On screen, Acker was cast in a number of film and television shows that were filmed in Miami or the surrounding region. Her films included Flight of the Navigator (1986), Bachelor Party (1984), Whoops Apocalypse (1986), and Cocoon: The Return (1988). Her television credits included a 1990 role as a judge in the CBS series, Wiseguy, and the television film, Doubles, with Steve Landesberg.

Acker appeared in more than 250 national and regional television commercials, including a 1990 spot for Mr. Coffee with Joe DiMaggio and a commercial for a vacuum cleaner with Tony Randall. Her commercial work led to her first book, "The Secrets To Auditioning for Commercials." She also penned a retrospect of her interviews with actors and other notable individuals in "So, What Got You Where You Are Today."
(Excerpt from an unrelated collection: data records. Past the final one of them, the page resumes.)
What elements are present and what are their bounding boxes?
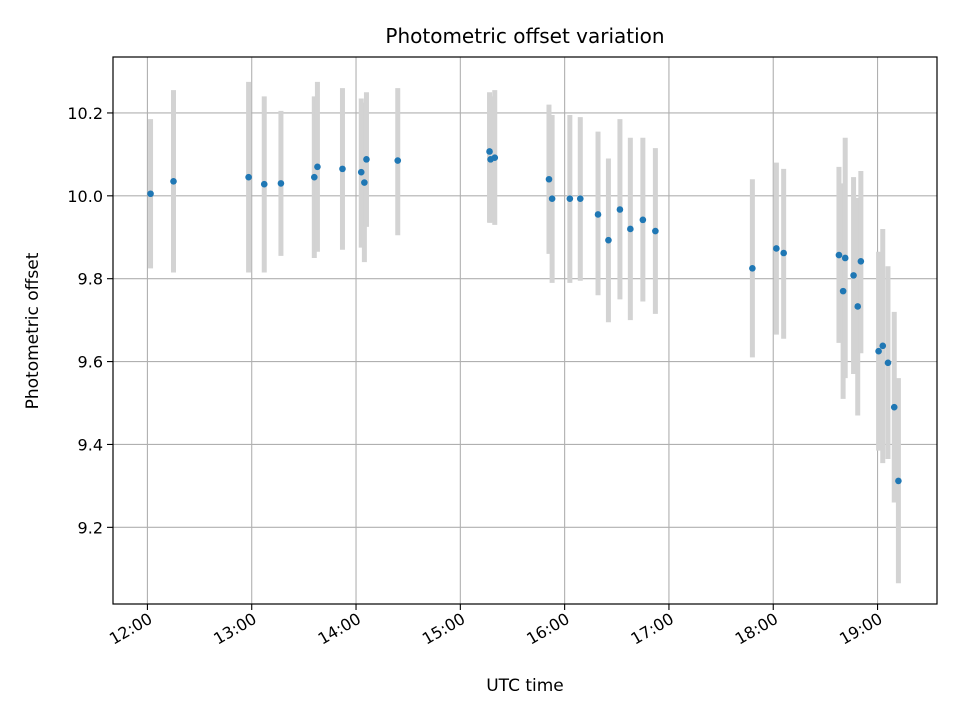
data-point bbox=[839, 287, 847, 295]
y-tick-label: 9.4 bbox=[78, 435, 103, 454]
data-point bbox=[773, 245, 780, 252]
y-axis-ticks: 9.2 9.4 9.6 9.8 10.0 10.2 bbox=[67, 104, 113, 537]
data-point bbox=[311, 173, 318, 181]
y-tick-label: 9.2 bbox=[78, 518, 103, 537]
data-point bbox=[576, 195, 584, 203]
plot-frame bbox=[112, 56, 938, 605]
data-point bbox=[363, 156, 370, 163]
data-point bbox=[850, 272, 857, 279]
grid-lines bbox=[113, 57, 937, 604]
data-point bbox=[339, 165, 346, 173]
data-point bbox=[879, 342, 887, 350]
y-axis-label: Photometric offset bbox=[23, 252, 43, 409]
chart-title: Photometric offset variation bbox=[385, 24, 664, 48]
data-point bbox=[895, 477, 902, 485]
data-point bbox=[749, 265, 756, 272]
data-point bbox=[314, 163, 321, 171]
data-point bbox=[639, 216, 647, 224]
data-point bbox=[491, 154, 499, 161]
data-points bbox=[147, 148, 902, 485]
data-point bbox=[545, 175, 553, 183]
data-point bbox=[277, 180, 285, 187]
data-point bbox=[841, 254, 849, 262]
data-point bbox=[357, 168, 365, 176]
data-point bbox=[616, 206, 624, 213]
y-tick-label: 10.2 bbox=[67, 104, 103, 123]
data-point bbox=[605, 236, 612, 244]
data-point bbox=[857, 257, 865, 265]
data-point bbox=[245, 173, 252, 181]
data-point bbox=[875, 347, 882, 355]
data-point bbox=[260, 180, 268, 188]
y-tick-label: 9.8 bbox=[78, 270, 103, 289]
data-point bbox=[361, 179, 368, 186]
x-axis-label: UTC time bbox=[486, 676, 564, 696]
data-point bbox=[780, 249, 787, 257]
data-point bbox=[884, 359, 892, 367]
data-point bbox=[394, 157, 402, 164]
data-point bbox=[170, 178, 177, 185]
data-point bbox=[147, 190, 154, 198]
data-point bbox=[566, 195, 574, 203]
data-point bbox=[486, 148, 493, 155]
data-point bbox=[652, 227, 659, 235]
y-tick-label: 9.6 bbox=[78, 353, 103, 372]
y-tick-label: 10.0 bbox=[67, 187, 103, 206]
data-point bbox=[835, 251, 843, 259]
data-point bbox=[548, 195, 556, 203]
data-point bbox=[890, 403, 898, 411]
data-point bbox=[627, 225, 634, 233]
data-point bbox=[594, 211, 602, 218]
data-point bbox=[854, 303, 862, 310]
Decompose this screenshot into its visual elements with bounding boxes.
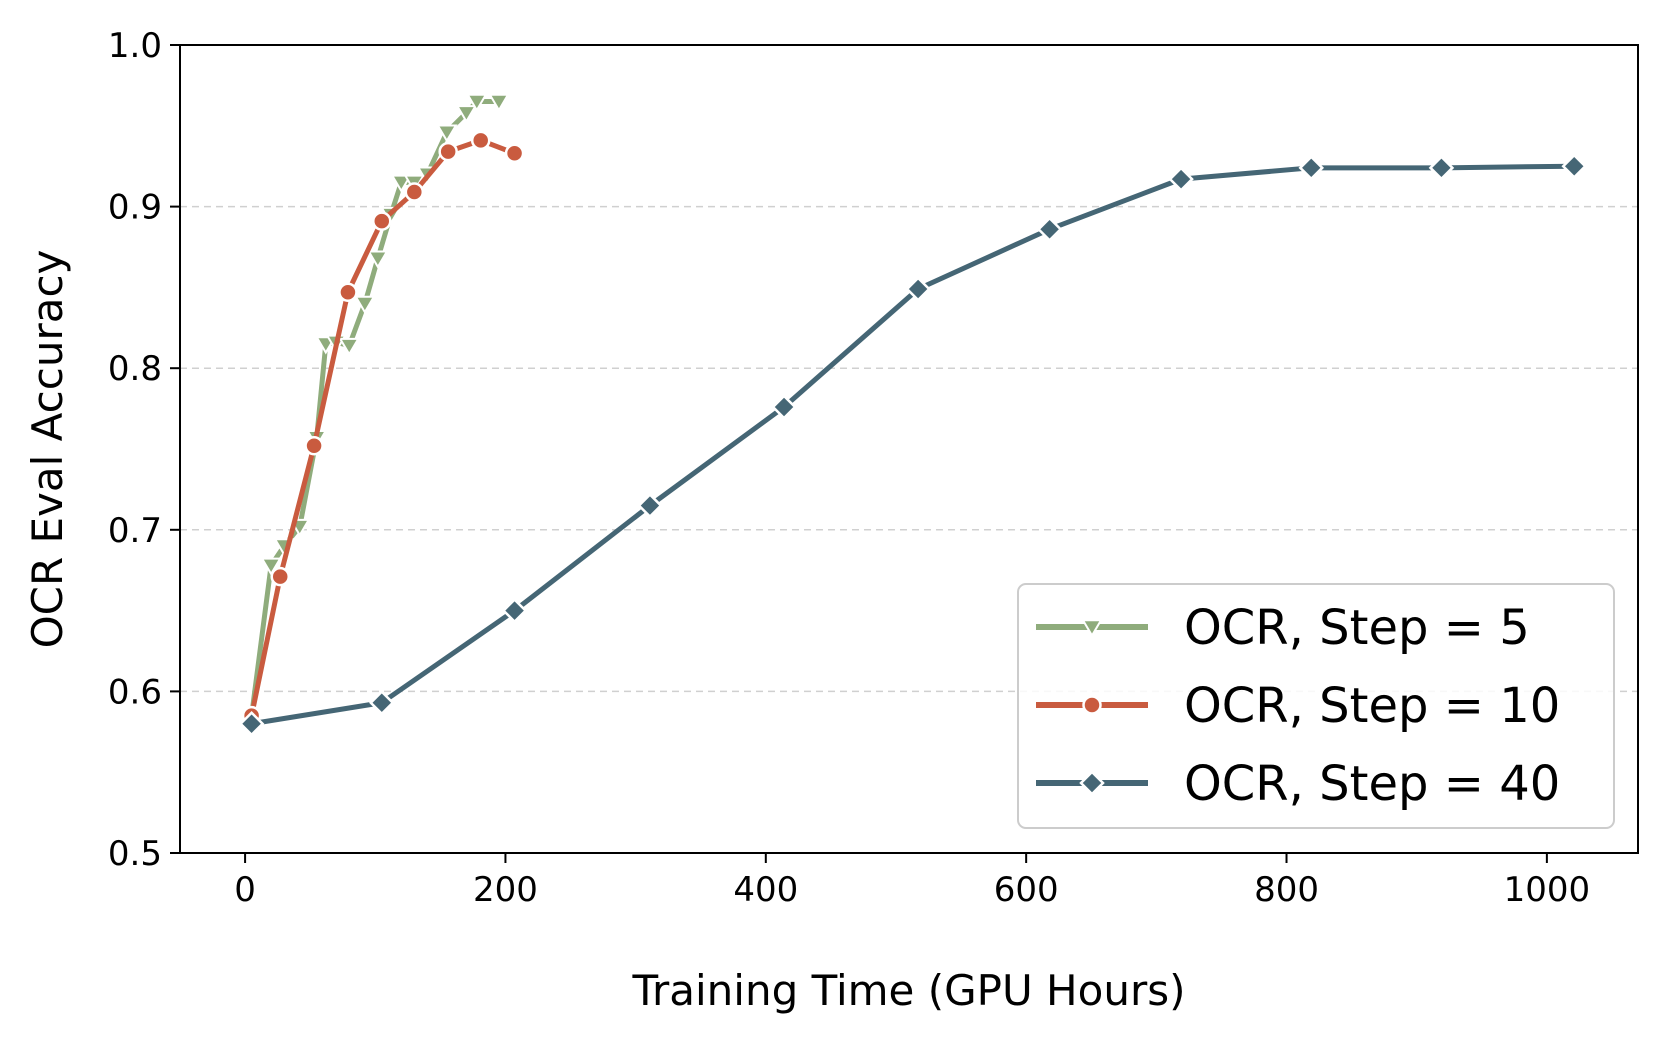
data-point [1168,166,1194,192]
series-3 [238,153,1587,737]
legend: OCR, Step = 5 OCR, Step = 10 OCR, Step = 4… [1017,583,1615,829]
data-point [338,337,360,357]
data-point [390,174,413,193]
y-axis-title: OCR Eval Accuracy [23,250,72,649]
legend-item: OCR, Step = 5 [1036,600,1530,656]
data-point [1561,153,1587,179]
series-layer [238,93,1587,737]
series-1 [240,93,510,727]
y-tick-label: 1.0 [108,26,162,66]
x-tick-label: 200 [473,870,538,910]
data-point [504,143,525,164]
x-tick-label: 400 [733,870,798,910]
y-tick-label: 0.8 [108,349,162,389]
data-point [1428,155,1455,181]
plot-frame [179,44,1639,854]
data-point [404,182,425,202]
legend-item: OCR, Step = 10 [1036,678,1560,734]
data-point [771,394,797,420]
y-tick-label: 0.7 [108,511,162,551]
y-tick-label: 0.9 [108,188,162,228]
data-point [354,295,376,315]
data-point [438,141,458,162]
data-point [488,93,510,113]
x-tick-label: 1000 [1504,870,1591,910]
data-point [1036,216,1063,242]
data-point [238,710,265,737]
legend-label: OCR, Step = 40 [1184,756,1560,812]
data-point [436,124,458,143]
legend-item: OCR, Step = 40 [1036,756,1560,812]
legend-box [1017,583,1615,829]
data-point [466,93,488,113]
data-point [905,276,931,302]
x-tick-label: 600 [994,870,1059,910]
data-point [338,282,358,302]
x-tick-label: 0 [234,870,256,910]
data-point [304,436,324,456]
data-point [470,130,491,151]
y-tick-label: 0.5 [108,834,162,874]
data-point [372,211,392,231]
axis-ticks: 0 200 400 600 800 1000 0.5 0.6 0.7 0.8 0.9 1.0 [108,26,1590,910]
data-point [260,557,282,576]
legend-marker [1082,695,1102,715]
x-tick-label: 800 [1254,870,1319,910]
legend-marker [1081,619,1103,638]
data-point [637,492,663,519]
legend-label: OCR, Step = 10 [1184,678,1560,734]
data-point [369,689,395,716]
data-point [367,250,389,269]
series-line [249,99,502,719]
x-axis-title: Training Time (GPU Hours) [632,966,1186,1015]
legend-label: OCR, Step = 5 [1184,600,1530,656]
data-point [1298,155,1325,181]
data-point [501,597,528,624]
y-tick-label: 0.6 [108,672,162,712]
data-point [270,566,290,587]
legend-marker [1079,770,1105,796]
data-point [455,105,478,124]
Acker served as a judge for the Carbonell Awards, which honors productions and talent in South Florida's regional theater. She also partnered with theater critic Ron Levitt and playwright Tony Finstron to create the Silver Palm Awards in 2008, an honor for South Florida theater artists which is comparable to Broadway's Obie Awards.

==Death==
Acker lived with pancreatic cancer for the final six years of her life. She died from the disease after radiation treatments at Aventura Hospital and Medical Center in Aventura, Florida, on September 16, 2018, at the age of 88. She was survived by her two sons, Mitch and Robert Yacker, three grandchildren, and four great-grandchildren. Her husband, Philip, had died in 2010.

==Awards and honors==
Acker's awards and recognitions included the lifetime achievement and Remy Pioneer Awards from the Theatre League of South Florida, the Breaking the Glass Ceiling Award from the Jewish Museum of Florida, the Women Who Make a Difference honor from the YWCA, and the 2015 Howard Kleinberg Award at the 2015 Carbonell Awards for "contributions to the health and development of the arts in South Florida."